Expansion of Objectives

The legislation expands the objectives of the Financial Intelligence Centre.  The principal objectives of the Centre, which under the 2001 Act were limited to assisting “in the identification of the proceeds of unlawful activities and the combating of money laundering activities and the financing of terrorist and related activities”, will now include “implementation of financial sanctions pursuant to resolutions adopted by the Security Council of the United Nations, under Chapter VII of the Charter of the United Nations.”  (Id. § 2; Financial Intelligence Centre Act 38 of 2001 (FICA), § 3 (Dec. 3, 2001), University of Pretoria website; U.N. Charter (Oct. 24, 1945), United Nations website.)

In addition, the Amendment Act expands the list of institutions to which the Centre will make information it collects available.  Under the 2001 FICA, one of the objectives of the Centre was to make such information available to “investigating authorities, supervisory bodies, the intelligence services and the South African Revenue Services.”  (FICA § 3.)  The legislation expands the list to cover the Independent Police Investigative Directorate, the Intelligence Division of the National Defence Force, a Special Investigating Unit, the office of the Public Protector, and an investigative division in an organ of state.  (FICA 2017, § 2.)    

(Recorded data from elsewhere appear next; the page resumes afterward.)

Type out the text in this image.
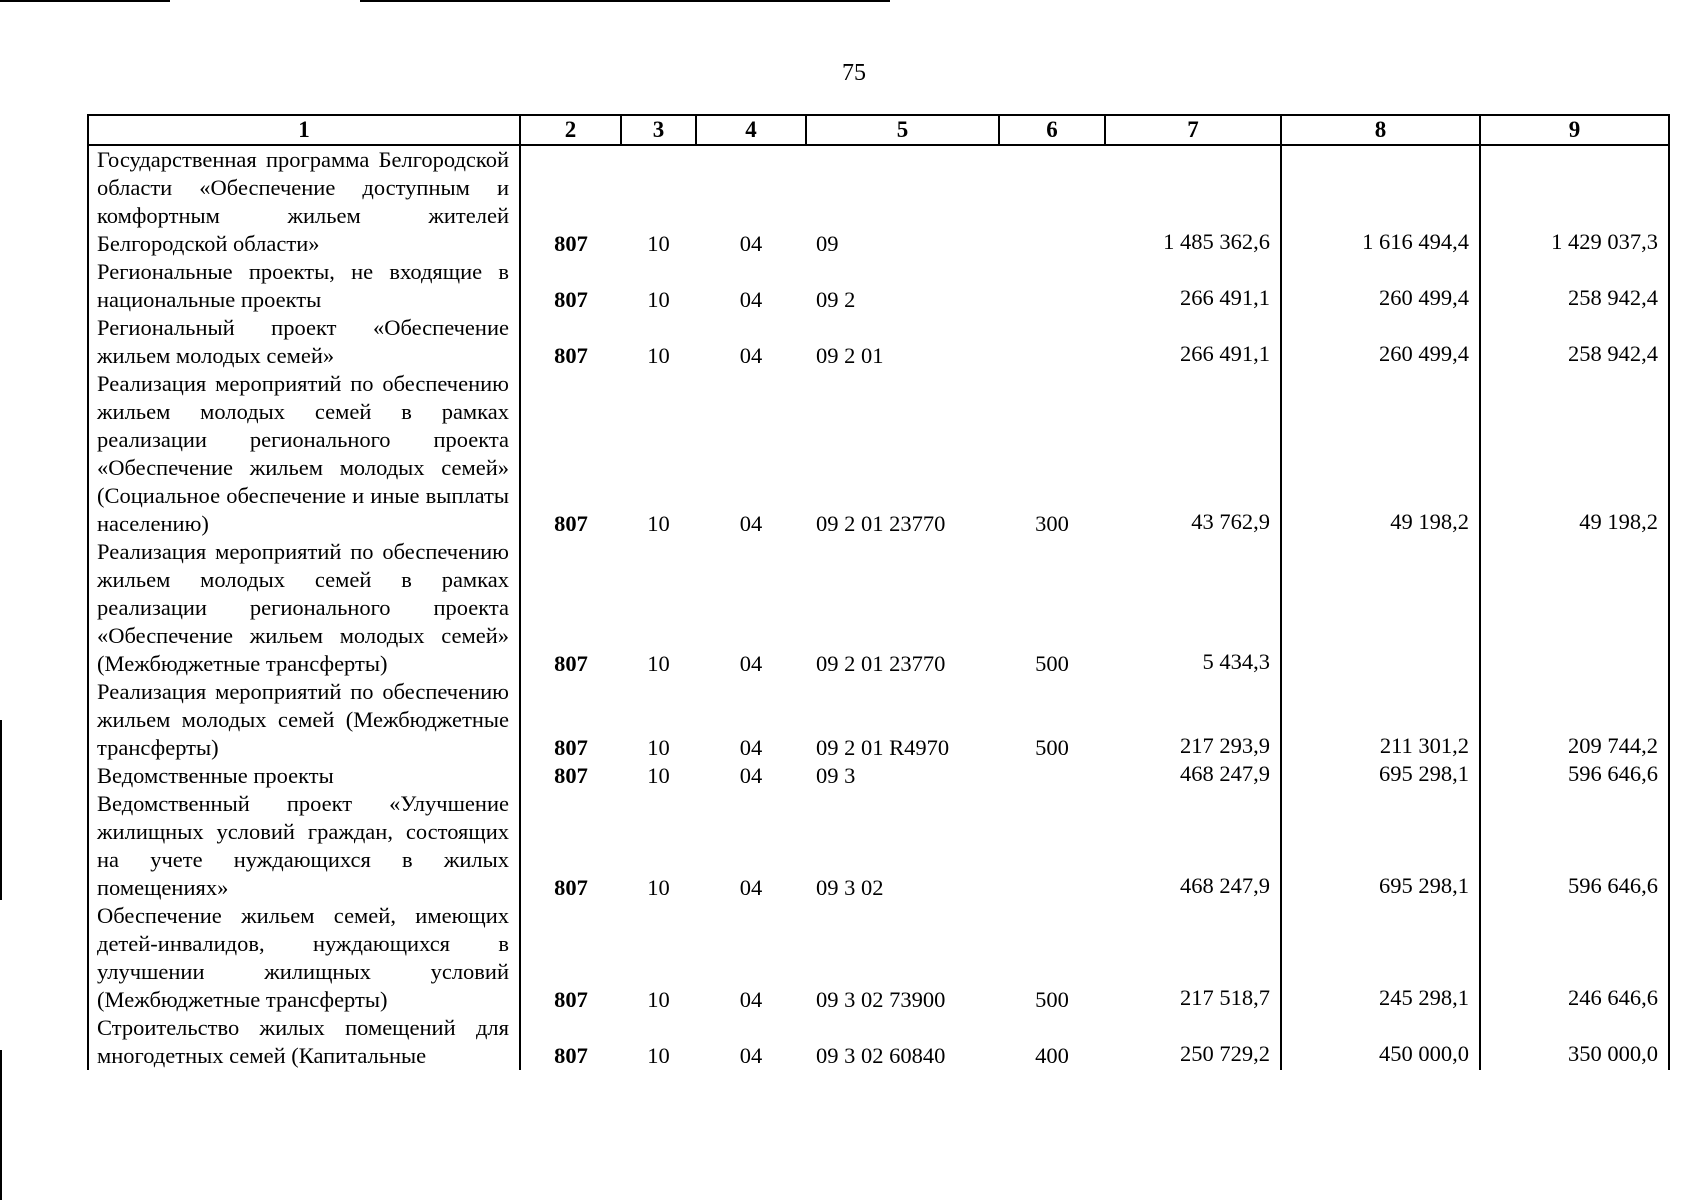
75
1	2	3	4	5	6	7	8	9
Государственная программа Белгородской области «Обеспечение доступным и комфортным жильем жителей Белгородской области»	807	10	04	09		1 485 362,6	1 616 494,4	1 429 037,3
Региональные проекты, не входящие в национальные проекты	807	10	04	09 2		266 491,1	260 499,4	258 942,4
Региональный проект «Обеспечение жильем молодых семей»	807	10	04	09 2 01		266 491,1	260 499,4	258 942,4
Реализация мероприятий по обеспечению жильем молодых семей в рамках реализации регионального проекта «Обеспечение жильем молодых семей» (Социальное обеспечение и иные выплаты населению)	807	10	04	09 2 01 23770	300	43 762,9	49 198,2	49 198,2
Реализация мероприятий по обеспечению жильем молодых семей в рамках реализации регионального проекта «Обеспечение жильем молодых семей» (Межбюджетные трансферты)	807	10	04	09 2 01 23770	500	5 434,3		
Реализация мероприятий по обеспечению жильем молодых семей (Межбюджетные трансферты)	807	10	04	09 2 01 R4970	500	217 293,9	211 301,2	209 744,2
Ведомственные проекты	807	10	04	09 3		468 247,9	695 298,1	596 646,6
Ведомственный проект «Улучшение жилищных условий граждан, состоящих на учете нуждающихся в жилых помещениях»	807	10	04	09 3 02		468 247,9	695 298,1	596 646,6
Обеспечение жильем семей, имеющих детей-инвалидов, нуждающихся в улучшении жилищных условий (Межбюджетные трансферты)	807	10	04	09 3 02 73900	500	217 518,7	245 298,1	246 646,6
Строительство жилых помещений для многодетных семей (Капитальные	807	10	04	09 3 02 60840	400	250 729,2	450 000,0	350 000,0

Rules on Customer Identification and Due Diligence

In addition to those prescribed under the 2001 FICA, the amending legislation imposes rules on customer identification and due diligence.  It bans accountable institutions from establishing “a business relationship or conclud[ing] a single transaction with an anonymous client or a client with an apparent false or fictitious name.”  (FICA 2017, § 8.)  It requires every accountable institution to “develop, document, maintain and implement” a Risk Management and Compliance Programme (RMCP), “a program for anti-money laundering and counter-terrorism financing risk management and compliance.”  (Id. § 27.)  It states that a RMCP, among other duties, must:

(a) enable the accountable institution to—

(i) identify;

(ii) assess;

(iii) monitor;

(iv) mitigate; and

(v) manage,

the risk that the provision by the accountable institution of products or services may involve or facilitate money laundering activities or the financing of terrorist and related activities;

(b) provide for the manner in which the institution determines if a person is—

(i) a prospective client in the process of establishing a business relationship or entering into a single transaction with the institution; or

(ii) a client who has established a business relationship or entered into a single transaction;

(c) provide for the manner in which the institution complies with [the rule banning the creation of a relationship with a unanimous client or a client with an apparent false name.] (Id.) 

The Amendment Act imposes additional due diligence requirements on certain customers.  For instance, if the transaction or business relationship involves a juridical person, in addition to the due diligence requirements described above, the accountable institution, among other measures, must establish the nature of the client’s business, the ownership and control structure of the client, and the identity of the beneficial owner.  (Id. § 10.)  If the client is a foreign prominent public official (including head of state, member of a royal family, government minister, or high-ranking member of the military), or a domestic prominent public official, the accountable institution must, among other steps, “take reasonable measures to establish the source of wealth and source of funds of the client … and … conduct enhanced ongoing monitoring of the business relationship.”  (Id. Schedule 3B.)  The same scrutiny must be applied to family members or close associates of such prominent public officials (these include current or previous spouses, civil partners, or life partners; children, step-children, and their spouses or partners; parents; and close relatives by consanguinity or affinity.)  (Id.)